After the war, Anderson worked to gain for Miller a full soldier's pension for his service based on muster rolls which Anderson claimed to have in his own possession. However, as of 2013, researchers have not found Miller on any muster rolls collected by the Confederate government. That is, his service may not have been officially accepted as slaves were not permitted to enlist as soldiers.

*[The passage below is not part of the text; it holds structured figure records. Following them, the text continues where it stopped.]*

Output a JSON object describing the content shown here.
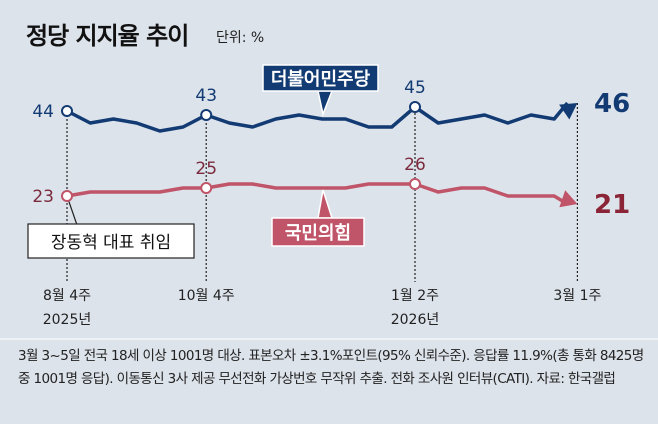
{
  "title": "정당 지지율 추이",
  "unit": "단위: %",
  "chart_data": {
    "type": "line",
    "title": "정당 지지율 추이",
    "ylabel": "%",
    "x_ticks": [
      {
        "index": 0,
        "week": "8월 4주",
        "year": "2025년"
      },
      {
        "index": 6,
        "week": "10월 4주",
        "year": ""
      },
      {
        "index": 15,
        "week": "1월 2주",
        "year": "2026년"
      },
      {
        "index": 22,
        "week": "3월 1주",
        "year": ""
      }
    ],
    "series": [
      {
        "name": "더불어민주당",
        "color": "#123a73",
        "values": [
          44,
          41,
          42,
          41,
          39,
          40,
          43,
          41,
          40,
          42,
          43,
          42,
          42,
          40,
          40,
          45,
          41,
          42,
          43,
          41,
          43,
          42,
          46
        ],
        "labeled_points": [
          {
            "index": 0,
            "label": "44"
          },
          {
            "index": 6,
            "label": "43"
          },
          {
            "index": 15,
            "label": "45"
          }
        ],
        "end_label": "46"
      },
      {
        "name": "국민의힘",
        "color": "#c05468",
        "values": [
          23,
          24,
          24,
          24,
          24,
          25,
          25,
          26,
          26,
          25,
          25,
          25,
          25,
          26,
          26,
          26,
          24,
          25,
          25,
          23,
          23,
          23,
          21
        ],
        "labeled_points": [
          {
            "index": 0,
            "label": "23"
          },
          {
            "index": 6,
            "label": "25"
          },
          {
            "index": 15,
            "label": "26"
          }
        ],
        "end_label": "21"
      }
    ],
    "annotation": "장동혁 대표 취임"
  },
  "footnote": "3월 3~5일 전국 18세 이상 1001명 대상. 표본오차 ±3.1%포인트(95% 신뢰수준). 응답률 11.9%(총 통화 8425명 중 1001명 응답). 이동통신 3사 제공 무선전화 가상번호 무작위 추출. 전화 조사원 인터뷰(CATI). 자료: 한국갤럽"
}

Miller was present at the 1913 reunion of the Battle of Gettysburg. Racial tension at the time meant that while the black press did mention Miller's special case, it did not mention the numerous black Union veterans who attended, a fact that has led some to say that the only black soldier present was a Confederate. Later in life, Miller lived at Frederick County, Virginia and worked as a water dipper for mineral springs tourists at Capon Springs, Virginia and Rock Enon Springs, Virginia. He purchased land at Opequon, Virginia and farmed an orchard. Levi married Sarah Jane Cunningham of Berkeley, West Virginia in 1884. Although the marriage resulted in at least one child, George Miller born 1889, the marriage was dissolved by no later than 1910. Levi was also a member of the Methodist church. He died on February 25, 1921, and was buried in Lexington, Virginia in Evergreen Cemetery at the side of his brother Johnson "Samuel" Miller. The remains of his mother Hannah and step-father, William Kenney were disinterred from Clearbrook in Frederick County Virginia and also buried in Evergreen Cemetery as requested in Levi's will.

== Legacy ==

The existence of black Confederate soldiers is a controversial subject, and Miller has frequently been a center of the controversy. This controversy includes whether or not he was officially mustered in, and in which battles he participated, and in what capacity.